Data science and women: Are women underrepresented in AI-driven industries?
With the increase in the applications of data science and artificial intelligence and its utility in various sectors, we are gradually heading towards a new technological era. In this technological era, the development of artificial intelligence and its relevance to Science, Technology, Engineering, and medicine has increased job opportunities for those who are able to prove their technical skills. Artificial intelligence has become the norm of the world around us. It is said that the power of artificial intelligence to transform our lives is immense. However, questions have been raised on the diversity and inclusiveness of artificial intelligence in various sectors. For instance, a report by the world economic forum points out that less than one-quarter of the women are working with artificial intelligence in data science positions in different sectors. It is important to understand the cause of this bias and work on ways through which we can increase the presence of women in sectors dominated by data science and artificial intelligence.
Is there a bias in AI?
There is no doubt in the fact that the core companies which work in artificial intelligence and data science technologies are looking for talent and skills more than they are looking for any bias. However, the gender inequality index of the world economic forum points out some striking differences in wage inequalities especially when it comes to the data-driven sector. According to a report by Gartner, more than 80% of the projects related to artificial intelligence have shown errors in their outcomes due to the irresponsible handling of data by the various teams involved there. The report further predicts that these errors could have been reduced if the teams incorporated diversity and handled data carefully. The report is not optimistic about the development of future AI products if teams don’t incorporate diversity across the dimensions of gender, age, and race.
Are women underrepresented in AI?
It is important to understand this question of the under-representation of women in artificial intelligence. It is necessary to analyze their participation across various tech-driven sectors. All the data that is mentioned here is sourced from a report by the world economic forum on gender inequality. When it comes to sectors that are operating in the Cloud Computing sector, the percentage of women is less than 15 %. In the domain of Engineering and Technology, women are again and under-represented and their figure of participation stands at 16%. When it comes to industries driven by data and artificial intelligence, the figure is between 20 to 30%. In the E-Commerce sector and sectors like marketing and sales, the representation of women is 30,32, and 39% respectively.
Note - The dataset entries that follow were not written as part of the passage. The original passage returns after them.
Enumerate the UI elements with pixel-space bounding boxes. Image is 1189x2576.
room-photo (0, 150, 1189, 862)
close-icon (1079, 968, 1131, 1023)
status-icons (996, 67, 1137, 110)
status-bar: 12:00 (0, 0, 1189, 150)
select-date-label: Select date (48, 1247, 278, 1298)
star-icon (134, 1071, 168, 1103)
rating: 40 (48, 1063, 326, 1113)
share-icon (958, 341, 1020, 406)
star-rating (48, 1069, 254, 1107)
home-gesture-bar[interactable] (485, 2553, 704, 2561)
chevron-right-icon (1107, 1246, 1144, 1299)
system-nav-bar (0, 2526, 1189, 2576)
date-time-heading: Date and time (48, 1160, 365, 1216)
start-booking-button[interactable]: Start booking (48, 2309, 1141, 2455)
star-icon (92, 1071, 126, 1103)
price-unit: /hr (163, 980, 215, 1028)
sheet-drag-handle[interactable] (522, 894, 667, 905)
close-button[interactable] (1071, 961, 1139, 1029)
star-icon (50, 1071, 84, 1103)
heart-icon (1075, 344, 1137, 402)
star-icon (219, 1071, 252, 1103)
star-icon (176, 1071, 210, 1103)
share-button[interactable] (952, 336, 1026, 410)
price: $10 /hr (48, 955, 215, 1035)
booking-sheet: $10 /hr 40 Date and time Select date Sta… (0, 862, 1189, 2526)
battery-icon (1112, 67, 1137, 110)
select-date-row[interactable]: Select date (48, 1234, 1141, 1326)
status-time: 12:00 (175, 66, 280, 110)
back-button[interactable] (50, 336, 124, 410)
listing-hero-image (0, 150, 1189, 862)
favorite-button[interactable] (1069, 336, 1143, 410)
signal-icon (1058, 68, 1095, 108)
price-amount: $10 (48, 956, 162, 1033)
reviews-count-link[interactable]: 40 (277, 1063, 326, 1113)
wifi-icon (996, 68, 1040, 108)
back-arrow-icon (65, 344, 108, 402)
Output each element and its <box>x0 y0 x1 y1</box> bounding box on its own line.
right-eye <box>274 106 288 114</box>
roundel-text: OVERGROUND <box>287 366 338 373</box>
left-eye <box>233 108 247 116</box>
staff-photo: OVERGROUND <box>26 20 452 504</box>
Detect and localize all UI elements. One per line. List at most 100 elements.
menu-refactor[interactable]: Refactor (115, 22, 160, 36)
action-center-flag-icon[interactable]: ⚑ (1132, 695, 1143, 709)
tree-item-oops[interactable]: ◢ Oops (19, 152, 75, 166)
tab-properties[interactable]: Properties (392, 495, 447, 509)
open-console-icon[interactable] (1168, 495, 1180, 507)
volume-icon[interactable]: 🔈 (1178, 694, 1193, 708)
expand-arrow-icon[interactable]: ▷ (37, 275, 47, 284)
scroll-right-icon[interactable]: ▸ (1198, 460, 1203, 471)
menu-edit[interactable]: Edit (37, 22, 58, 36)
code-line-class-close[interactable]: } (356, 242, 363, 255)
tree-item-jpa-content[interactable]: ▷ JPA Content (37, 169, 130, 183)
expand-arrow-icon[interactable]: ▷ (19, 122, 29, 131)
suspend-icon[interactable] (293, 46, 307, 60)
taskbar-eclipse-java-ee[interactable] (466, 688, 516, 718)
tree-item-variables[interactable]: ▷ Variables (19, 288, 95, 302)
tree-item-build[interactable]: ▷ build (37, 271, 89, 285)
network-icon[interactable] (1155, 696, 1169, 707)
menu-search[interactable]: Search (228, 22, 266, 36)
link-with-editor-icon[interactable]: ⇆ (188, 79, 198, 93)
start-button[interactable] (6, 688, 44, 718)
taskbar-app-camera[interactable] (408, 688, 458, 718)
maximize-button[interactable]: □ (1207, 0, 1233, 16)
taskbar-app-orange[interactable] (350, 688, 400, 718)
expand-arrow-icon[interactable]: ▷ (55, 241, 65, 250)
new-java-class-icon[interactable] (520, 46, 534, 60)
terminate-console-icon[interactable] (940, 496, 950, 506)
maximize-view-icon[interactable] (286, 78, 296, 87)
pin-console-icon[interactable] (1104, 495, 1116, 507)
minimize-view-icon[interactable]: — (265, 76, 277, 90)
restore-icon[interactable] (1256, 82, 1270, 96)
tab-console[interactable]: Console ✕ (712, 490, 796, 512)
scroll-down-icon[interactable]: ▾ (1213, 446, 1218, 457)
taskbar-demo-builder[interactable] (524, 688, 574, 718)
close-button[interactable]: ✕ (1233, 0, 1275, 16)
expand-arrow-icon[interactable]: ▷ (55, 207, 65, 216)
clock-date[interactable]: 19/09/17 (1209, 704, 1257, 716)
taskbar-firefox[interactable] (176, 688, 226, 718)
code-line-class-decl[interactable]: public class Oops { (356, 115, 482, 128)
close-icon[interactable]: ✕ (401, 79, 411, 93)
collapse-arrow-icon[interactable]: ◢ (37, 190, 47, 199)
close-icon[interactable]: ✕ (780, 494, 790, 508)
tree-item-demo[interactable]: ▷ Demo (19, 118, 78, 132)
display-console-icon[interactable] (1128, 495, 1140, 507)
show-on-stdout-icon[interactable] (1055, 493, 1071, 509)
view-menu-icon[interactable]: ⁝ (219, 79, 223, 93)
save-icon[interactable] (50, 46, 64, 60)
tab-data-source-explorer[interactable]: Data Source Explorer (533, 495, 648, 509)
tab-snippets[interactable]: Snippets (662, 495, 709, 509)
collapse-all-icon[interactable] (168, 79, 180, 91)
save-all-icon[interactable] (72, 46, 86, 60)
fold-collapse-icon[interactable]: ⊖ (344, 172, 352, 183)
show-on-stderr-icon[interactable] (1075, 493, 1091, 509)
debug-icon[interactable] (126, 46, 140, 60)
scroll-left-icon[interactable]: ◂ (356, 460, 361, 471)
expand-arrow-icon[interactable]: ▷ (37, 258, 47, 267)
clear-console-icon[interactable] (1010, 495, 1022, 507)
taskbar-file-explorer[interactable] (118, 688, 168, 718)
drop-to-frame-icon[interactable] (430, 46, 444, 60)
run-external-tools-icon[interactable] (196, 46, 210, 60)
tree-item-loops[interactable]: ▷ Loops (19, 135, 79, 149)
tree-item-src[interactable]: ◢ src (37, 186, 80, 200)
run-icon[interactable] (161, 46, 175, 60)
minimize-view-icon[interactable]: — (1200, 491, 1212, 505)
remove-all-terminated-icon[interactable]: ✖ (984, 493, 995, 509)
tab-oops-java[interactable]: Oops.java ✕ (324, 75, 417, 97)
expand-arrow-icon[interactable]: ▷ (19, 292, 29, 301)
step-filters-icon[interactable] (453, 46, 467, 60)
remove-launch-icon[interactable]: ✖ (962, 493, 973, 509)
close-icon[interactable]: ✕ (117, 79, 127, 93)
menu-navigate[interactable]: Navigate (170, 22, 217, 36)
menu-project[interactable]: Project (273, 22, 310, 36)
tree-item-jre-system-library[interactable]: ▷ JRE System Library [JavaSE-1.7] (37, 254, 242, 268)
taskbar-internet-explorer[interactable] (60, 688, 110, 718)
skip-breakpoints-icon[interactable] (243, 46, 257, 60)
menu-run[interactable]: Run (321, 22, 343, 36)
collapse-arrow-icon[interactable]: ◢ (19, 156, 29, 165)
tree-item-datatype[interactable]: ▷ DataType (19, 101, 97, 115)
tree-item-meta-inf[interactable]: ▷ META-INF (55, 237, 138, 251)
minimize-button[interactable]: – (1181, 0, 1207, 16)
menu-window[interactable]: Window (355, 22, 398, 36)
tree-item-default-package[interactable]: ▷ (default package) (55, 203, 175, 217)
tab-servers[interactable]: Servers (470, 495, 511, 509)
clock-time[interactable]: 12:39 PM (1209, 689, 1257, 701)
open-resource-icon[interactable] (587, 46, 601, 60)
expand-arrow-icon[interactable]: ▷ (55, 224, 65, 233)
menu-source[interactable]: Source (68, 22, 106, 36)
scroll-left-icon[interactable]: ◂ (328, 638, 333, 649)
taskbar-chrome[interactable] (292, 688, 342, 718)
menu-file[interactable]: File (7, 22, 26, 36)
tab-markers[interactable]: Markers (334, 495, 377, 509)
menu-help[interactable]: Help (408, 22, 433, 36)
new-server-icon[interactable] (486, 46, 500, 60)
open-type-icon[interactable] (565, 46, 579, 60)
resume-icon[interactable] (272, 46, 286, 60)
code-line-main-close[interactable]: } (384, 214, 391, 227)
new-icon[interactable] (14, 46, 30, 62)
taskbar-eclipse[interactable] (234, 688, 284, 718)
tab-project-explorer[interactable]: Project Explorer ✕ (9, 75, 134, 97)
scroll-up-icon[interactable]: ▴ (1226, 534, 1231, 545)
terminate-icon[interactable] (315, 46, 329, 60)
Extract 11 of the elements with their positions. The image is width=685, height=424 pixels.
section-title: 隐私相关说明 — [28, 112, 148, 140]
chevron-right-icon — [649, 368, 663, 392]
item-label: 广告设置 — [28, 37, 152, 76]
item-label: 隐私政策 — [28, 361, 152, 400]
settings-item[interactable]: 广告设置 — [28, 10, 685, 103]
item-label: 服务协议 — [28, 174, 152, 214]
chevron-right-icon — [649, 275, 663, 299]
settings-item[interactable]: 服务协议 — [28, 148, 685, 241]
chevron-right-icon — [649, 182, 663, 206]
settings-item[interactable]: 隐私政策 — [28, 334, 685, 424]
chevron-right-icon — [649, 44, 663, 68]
When we speak of the overall professional and technical roles of women, their presence stands at 40%. Finally, in sectors like content production, the participation of women is at a higher rate of 57%.
Ways and means to decrease gender inequality
The first and foremost measure that can be taken to decrease gender inequality is to support education in the domains of science, technology, engineering, and medicine. In this way, we can open a gateway for women when it comes to developing AI-oriented knowledge through an applied ai course at an early age. STEM education programs can be promoted by collaborating with respective governments and industry leaders in the long run. The second important measure that can be taken to decrease inequality is by showcasing the talent of female leaders who have made their mark in the industry. This can not only get rid of the negative cultural stereotypes but can also increase the participation of women in business and technological centers. The third important measure that can be taken is the mentorship of women for leadership roles at a young age. This can not only enable them to make a great career in artificial intelligence but can also lead them into industry-oriented platforms that are also technology-driven. Another important measure can be taken at a technological level. For instance, engaging applications can be developed to connect various leaders to women who are zealous in entering the AI industry. In addition to this, equal opportunities can be created across various platforms and recruitment policies and processes of technological sectors can be rationalized.
Concluding remarks
In one word, we can ensure a brighter future for women by eliminating the disparities that stop their prosperous journeys in sectors that are thriving in the ecosystem of artificial intelligence and data science.